I have a small organization which is doing machine learning on a large streaming data set which increases in size and complexity by the day. We're finding our macbooks increasingly inadequate for the throughput and we generally want to structure the app in a mature way, with an eye toward a production environment that would withstand scrutiny.
We aren't engineers or even great programmers. I know R much better than anything else, mostly due to the outstanding community around the language. Of necessity, the code base is therefore R-centric and we want to avoid the cycle of prototyping in R and then translating to another language.
Therefore, I'm considering investing in a more powerful local machine to do the heavy lifting, and using Spark/ sparklyr to handle the data/ modeling, along with a local db.
A local desktop can be arbitrarily powerful (and expensive).
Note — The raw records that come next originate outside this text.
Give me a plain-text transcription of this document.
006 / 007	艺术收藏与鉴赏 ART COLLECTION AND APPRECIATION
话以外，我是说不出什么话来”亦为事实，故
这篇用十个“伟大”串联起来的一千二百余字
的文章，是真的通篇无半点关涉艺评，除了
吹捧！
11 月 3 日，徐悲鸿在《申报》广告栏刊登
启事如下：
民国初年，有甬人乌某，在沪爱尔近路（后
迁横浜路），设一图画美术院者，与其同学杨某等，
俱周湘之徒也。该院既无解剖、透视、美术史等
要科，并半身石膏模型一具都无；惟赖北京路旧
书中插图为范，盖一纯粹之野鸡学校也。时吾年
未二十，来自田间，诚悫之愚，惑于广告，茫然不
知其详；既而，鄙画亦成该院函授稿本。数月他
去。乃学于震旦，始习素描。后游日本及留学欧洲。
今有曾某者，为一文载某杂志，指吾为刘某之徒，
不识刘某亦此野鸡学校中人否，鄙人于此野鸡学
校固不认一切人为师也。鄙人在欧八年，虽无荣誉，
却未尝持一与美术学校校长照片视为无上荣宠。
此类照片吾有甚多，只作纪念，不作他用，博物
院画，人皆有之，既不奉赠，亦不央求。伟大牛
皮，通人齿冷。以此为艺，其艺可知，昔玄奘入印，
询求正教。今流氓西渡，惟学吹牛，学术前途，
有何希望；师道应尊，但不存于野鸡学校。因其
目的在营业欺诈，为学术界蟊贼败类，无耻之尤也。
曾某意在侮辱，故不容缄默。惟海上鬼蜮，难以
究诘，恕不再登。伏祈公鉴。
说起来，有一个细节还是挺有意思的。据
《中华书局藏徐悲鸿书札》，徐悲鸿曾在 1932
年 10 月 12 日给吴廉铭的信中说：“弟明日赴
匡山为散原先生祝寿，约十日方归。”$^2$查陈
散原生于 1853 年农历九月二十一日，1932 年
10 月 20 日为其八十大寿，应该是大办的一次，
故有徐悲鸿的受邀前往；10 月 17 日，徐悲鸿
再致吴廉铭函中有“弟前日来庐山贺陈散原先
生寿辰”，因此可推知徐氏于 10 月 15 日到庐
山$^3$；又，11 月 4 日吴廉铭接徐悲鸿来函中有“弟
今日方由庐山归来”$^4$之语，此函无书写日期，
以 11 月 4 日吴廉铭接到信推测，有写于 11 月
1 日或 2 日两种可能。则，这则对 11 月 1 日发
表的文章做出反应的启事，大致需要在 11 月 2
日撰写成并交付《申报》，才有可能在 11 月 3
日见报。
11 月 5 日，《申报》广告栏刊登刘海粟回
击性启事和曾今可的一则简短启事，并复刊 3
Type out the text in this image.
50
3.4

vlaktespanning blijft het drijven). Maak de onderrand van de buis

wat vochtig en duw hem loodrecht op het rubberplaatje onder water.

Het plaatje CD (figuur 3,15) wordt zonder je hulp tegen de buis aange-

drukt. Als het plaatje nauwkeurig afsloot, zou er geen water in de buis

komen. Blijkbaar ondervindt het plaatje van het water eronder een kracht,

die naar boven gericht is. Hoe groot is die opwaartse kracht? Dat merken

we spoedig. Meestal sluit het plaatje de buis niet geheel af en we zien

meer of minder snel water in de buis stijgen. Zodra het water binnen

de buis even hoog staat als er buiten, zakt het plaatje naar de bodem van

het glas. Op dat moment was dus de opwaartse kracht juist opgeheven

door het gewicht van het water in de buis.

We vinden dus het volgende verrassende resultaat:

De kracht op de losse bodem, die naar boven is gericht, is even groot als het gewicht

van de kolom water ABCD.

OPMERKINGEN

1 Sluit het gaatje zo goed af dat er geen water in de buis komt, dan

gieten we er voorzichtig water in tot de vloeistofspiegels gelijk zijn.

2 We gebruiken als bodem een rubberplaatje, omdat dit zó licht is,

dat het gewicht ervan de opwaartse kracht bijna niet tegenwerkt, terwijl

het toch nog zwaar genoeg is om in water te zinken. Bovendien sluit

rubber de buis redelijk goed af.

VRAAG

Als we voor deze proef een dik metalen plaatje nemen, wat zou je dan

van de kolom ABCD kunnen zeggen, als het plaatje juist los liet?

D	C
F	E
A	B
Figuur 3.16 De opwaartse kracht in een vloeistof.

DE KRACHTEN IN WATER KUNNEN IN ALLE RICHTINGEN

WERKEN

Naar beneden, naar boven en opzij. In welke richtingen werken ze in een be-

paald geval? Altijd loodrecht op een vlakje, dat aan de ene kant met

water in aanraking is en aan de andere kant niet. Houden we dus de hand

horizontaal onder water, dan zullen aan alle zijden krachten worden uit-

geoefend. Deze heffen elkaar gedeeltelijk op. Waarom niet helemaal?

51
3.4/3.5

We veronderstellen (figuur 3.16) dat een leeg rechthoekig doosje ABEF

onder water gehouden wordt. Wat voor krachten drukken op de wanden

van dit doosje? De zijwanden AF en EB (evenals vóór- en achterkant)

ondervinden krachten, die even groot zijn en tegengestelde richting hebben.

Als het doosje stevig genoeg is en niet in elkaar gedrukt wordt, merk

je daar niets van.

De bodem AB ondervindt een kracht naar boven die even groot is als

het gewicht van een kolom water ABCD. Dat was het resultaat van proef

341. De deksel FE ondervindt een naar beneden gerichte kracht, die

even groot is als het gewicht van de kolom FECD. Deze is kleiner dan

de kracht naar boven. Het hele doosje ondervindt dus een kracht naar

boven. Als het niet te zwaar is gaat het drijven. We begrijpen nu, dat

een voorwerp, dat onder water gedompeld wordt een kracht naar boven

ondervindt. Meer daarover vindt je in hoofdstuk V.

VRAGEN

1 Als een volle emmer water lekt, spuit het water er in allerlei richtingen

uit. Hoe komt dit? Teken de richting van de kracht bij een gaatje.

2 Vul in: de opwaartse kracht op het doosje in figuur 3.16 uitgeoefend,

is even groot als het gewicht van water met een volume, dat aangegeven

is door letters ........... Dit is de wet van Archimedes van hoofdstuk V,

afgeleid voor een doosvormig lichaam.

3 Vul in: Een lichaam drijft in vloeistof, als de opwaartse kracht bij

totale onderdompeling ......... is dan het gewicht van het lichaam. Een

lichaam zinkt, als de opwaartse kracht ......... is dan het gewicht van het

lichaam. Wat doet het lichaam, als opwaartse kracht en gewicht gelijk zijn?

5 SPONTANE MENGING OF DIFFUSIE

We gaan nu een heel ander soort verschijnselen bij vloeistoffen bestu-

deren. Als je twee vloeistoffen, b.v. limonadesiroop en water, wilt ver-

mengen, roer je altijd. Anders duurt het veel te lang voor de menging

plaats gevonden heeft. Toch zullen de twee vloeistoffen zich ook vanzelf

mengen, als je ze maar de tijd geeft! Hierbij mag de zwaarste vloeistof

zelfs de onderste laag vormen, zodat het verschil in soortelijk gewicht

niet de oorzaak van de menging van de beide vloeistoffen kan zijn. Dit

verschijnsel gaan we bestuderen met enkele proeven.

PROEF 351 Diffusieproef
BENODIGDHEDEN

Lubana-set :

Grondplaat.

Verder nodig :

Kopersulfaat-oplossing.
Thinking about the hardware has generated a few questions, and I'd be grateful for any opinionated replies:
Q1. Given a single machine with potentially 1+ GPUs (eg powerful nVidia GPUs), and a one+ powerful multithreaded CPU(s), will Spark (in local mode) efficiently find and use those resources?
Q2. Presumably peripherals (eg the monitors/ OS desktop) will consume a certain fraction of compute. Should this be taken into account up front? Or is it insignificant and/or automatically handled by Spark/ the OS anyway?
Q3. Is using Spark in local mode a good match for the described hardware setup? My understanding is that worker nodes are typically individual machines with discrete CPU/GPU/memory/disk; here we'd have 1-2 multicore CPUs, one memory, one disk, the GPUs and so on.
Q4. Are there good benchmarks on the tradeoffs in performance (this is surprisingly hard to find) for more RAM vs cores vs GPU etc.
Q5. I'd probably run linux. Is there a downside to this?
Anticipating any recs for, say, AWS or Google Compute as an alternative: there's a significant knowledge overhead for adding those to the stack and they represent somewhat of a black box of expense. Therefore, they aren't my first preference, but I'm happy to be talked out of this view.
Thank you in advance, anyone.